Review by Tom Swift
A thirty-something freeloader goads his do-gooder brother to anger and inescapable manhood.
A great looking melodrama, The Mend’s dark interiors look inside the heart of millennial, male darkness. The answer: all you need is a good woman to give purpose to your life. However, fulfilling that timeless fantasy will not make you happy, only less lonely, as you hang on to whatever control you might have.
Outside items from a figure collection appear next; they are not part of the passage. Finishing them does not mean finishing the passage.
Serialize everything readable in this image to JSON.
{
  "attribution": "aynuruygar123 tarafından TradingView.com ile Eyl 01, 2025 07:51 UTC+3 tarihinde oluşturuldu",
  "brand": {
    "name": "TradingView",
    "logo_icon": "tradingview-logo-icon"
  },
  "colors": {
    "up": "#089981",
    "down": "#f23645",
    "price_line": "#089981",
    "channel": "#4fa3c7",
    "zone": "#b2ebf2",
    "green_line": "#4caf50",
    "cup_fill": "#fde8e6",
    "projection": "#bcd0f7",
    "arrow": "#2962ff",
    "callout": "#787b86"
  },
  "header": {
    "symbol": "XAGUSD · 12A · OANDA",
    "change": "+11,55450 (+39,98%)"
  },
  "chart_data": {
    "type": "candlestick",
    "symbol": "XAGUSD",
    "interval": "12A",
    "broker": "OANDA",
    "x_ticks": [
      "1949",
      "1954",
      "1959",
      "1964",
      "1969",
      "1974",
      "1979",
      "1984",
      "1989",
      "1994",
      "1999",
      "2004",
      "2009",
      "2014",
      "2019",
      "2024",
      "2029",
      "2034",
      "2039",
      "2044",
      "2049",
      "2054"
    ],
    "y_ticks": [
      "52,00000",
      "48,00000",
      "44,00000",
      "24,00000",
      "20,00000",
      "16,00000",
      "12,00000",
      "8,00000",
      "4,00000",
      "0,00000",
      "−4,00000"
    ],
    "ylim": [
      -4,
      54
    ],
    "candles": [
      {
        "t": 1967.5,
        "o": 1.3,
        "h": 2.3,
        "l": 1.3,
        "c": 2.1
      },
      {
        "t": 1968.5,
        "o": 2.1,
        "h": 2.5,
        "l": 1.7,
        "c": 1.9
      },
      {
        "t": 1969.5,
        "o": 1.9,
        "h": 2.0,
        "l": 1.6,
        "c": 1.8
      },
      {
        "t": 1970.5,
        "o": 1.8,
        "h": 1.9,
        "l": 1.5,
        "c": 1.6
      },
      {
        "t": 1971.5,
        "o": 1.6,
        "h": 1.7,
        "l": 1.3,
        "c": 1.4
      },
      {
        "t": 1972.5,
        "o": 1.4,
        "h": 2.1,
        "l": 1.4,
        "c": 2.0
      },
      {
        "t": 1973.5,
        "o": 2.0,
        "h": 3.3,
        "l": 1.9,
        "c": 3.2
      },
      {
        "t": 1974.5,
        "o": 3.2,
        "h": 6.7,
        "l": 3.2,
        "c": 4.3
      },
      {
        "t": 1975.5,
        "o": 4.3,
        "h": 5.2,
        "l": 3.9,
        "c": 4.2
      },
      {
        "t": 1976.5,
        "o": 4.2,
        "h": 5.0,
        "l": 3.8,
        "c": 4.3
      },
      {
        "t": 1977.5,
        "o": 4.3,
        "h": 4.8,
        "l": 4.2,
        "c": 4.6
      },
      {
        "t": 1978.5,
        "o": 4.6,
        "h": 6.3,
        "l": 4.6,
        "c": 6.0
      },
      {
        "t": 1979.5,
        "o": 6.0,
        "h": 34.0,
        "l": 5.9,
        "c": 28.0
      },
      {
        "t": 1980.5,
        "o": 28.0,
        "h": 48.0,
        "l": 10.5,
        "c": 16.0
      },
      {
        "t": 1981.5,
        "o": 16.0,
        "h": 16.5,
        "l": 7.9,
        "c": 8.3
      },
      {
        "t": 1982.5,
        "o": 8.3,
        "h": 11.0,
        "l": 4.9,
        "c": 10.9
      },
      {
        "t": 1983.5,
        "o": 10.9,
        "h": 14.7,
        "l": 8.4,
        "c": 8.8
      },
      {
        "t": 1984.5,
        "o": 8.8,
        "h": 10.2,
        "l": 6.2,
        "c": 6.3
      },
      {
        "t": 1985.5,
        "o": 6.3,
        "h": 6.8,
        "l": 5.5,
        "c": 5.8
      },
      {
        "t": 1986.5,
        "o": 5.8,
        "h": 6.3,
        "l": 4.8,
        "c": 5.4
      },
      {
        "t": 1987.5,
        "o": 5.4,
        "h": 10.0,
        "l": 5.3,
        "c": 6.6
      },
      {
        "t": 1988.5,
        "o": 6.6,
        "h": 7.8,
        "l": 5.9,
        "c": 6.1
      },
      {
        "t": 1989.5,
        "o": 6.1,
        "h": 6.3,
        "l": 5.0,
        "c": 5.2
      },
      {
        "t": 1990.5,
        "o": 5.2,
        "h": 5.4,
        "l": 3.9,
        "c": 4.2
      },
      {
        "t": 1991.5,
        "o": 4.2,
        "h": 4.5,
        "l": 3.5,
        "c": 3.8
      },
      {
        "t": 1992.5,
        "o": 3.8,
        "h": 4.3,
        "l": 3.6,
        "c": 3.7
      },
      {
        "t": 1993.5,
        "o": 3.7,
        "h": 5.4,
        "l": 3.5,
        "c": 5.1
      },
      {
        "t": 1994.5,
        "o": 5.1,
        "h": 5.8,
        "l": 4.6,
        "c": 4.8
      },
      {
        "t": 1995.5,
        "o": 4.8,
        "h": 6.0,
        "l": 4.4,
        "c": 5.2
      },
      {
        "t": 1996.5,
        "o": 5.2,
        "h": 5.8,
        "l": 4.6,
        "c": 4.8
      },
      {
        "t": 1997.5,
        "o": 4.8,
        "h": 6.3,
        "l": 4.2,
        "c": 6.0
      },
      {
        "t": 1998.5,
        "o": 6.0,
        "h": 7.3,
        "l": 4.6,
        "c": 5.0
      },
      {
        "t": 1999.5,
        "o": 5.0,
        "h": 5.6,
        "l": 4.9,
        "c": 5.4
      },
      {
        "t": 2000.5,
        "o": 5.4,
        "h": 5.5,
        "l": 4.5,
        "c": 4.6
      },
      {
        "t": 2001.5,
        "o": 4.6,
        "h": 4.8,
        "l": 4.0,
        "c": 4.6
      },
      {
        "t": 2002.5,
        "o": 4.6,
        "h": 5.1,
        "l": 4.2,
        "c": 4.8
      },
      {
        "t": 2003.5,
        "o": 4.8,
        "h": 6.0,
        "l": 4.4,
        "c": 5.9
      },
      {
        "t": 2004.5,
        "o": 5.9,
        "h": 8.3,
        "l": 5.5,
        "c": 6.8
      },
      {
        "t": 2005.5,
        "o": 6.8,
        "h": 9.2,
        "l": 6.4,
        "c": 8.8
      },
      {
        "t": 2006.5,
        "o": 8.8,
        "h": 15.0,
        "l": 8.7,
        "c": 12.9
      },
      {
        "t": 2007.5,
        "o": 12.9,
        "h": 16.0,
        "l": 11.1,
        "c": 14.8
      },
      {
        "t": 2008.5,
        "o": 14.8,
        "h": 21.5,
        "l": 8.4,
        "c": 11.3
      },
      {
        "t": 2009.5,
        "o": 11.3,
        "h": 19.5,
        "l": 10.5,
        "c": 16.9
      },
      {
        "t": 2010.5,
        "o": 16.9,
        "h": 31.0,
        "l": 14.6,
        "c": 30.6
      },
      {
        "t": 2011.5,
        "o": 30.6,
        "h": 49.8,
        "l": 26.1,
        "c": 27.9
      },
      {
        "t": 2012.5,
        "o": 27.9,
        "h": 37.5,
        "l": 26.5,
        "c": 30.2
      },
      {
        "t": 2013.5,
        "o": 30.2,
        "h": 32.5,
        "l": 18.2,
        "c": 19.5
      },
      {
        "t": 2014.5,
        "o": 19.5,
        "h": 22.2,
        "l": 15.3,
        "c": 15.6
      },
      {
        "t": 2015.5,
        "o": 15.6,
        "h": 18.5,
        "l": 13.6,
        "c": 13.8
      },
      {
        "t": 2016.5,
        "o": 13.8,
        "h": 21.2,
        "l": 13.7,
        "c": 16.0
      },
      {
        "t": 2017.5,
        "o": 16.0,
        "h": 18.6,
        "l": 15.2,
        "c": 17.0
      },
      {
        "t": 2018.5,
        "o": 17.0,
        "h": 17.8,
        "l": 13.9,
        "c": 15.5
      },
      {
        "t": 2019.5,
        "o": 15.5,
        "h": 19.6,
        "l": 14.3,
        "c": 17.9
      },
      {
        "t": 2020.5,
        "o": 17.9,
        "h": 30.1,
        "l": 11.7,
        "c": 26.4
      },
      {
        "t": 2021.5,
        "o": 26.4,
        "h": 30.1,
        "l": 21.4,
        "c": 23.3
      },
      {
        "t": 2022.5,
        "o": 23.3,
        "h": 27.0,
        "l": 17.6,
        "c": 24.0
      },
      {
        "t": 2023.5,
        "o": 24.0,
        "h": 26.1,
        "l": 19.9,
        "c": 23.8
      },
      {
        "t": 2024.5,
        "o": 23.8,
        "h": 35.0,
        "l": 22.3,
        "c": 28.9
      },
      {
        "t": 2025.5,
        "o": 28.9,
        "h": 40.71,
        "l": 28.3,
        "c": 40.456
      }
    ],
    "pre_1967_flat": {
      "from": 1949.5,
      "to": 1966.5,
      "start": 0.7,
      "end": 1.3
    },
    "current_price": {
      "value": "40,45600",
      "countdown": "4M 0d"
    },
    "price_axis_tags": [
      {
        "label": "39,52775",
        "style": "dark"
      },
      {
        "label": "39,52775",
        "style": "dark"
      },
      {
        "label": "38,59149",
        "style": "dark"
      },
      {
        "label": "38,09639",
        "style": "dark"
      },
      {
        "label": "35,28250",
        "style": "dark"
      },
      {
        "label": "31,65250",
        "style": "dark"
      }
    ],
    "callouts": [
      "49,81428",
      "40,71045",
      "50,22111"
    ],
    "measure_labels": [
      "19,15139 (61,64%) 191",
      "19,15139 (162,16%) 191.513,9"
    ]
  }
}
Now count to three and ask yourself: does that sound like fun? This is a drama about brooders which would like to think of itself as a dark comedy. And if you revel in boorish behavior masquerading as existential angst laced with narcissism, this is your movie. If you watch this alone, your dark side might revel in this, but chances are you’re not going to laugh much if anyone else is around. Alan and Mat are too self-absorbed to throw you a line and act as if they cared about the audience.
Living in an upscale neighborhood in Harlem that feels suspiciously like mega-trendy Brooklyn, Alan and his long term girlfriend / roommate, Farrah, are on the verge of going on a vacation — where they have agreed to propose to one another in an orgy of staged spontaneity.
With commitment issues far more serious, Mat crashes a party for Farrah’s dance troop. Don’t worry: Farrah’s just the office manager, not an artist. She’s settled in life – which might be why she’s so fearful of settling for Alan. The party seems to be a testament to the emptiness of hipster life as well. The only bright light is the guys’ Uncle Earl – who represents real spontaneity despite pushing eighty. Earl grouses that the guys don’t call their parents. Mat’s still pissed off at his father for a long ago affair. Alan doesn’t feel much –one way or another. However, he never returns his mother’s calls.
As Alan and Farrah head off to Nova Scotia for the hiking vacation, Mat moves himself, his girlfriend Andrea and her woebegone son Ronnie into the apartment. Mat would never admit he likes the family feel to all this. Alan returns without Farrah – having been unable to pop the preordained question.
The brothers go on a moderately fueled binge which shows what jerks they really are. Farrah returns, ready to settle. Mat takes off for who knows where. Alan as the movie ends still feels incomplete.
For those of us desperate for a return to relevant drama in American films, this is a half-step. The emotions are way too passive / aggressive to truly engage us in the action.
Josh Lucas is Mat, the freeloader, whose physical endowments are presented as the reason he has gotten along in life. If you’re a hunk apparently, there will always be another woman to take care of your bad attitude. Stephen Plunkett as Alan is so damned earnest you want to hit him as Don Corleone did to the singer in Thee Godfather: “act like a man.” The Mend courts that very reference with several allusions, and the fact that marriage is a deal Alan couldn’t refuse.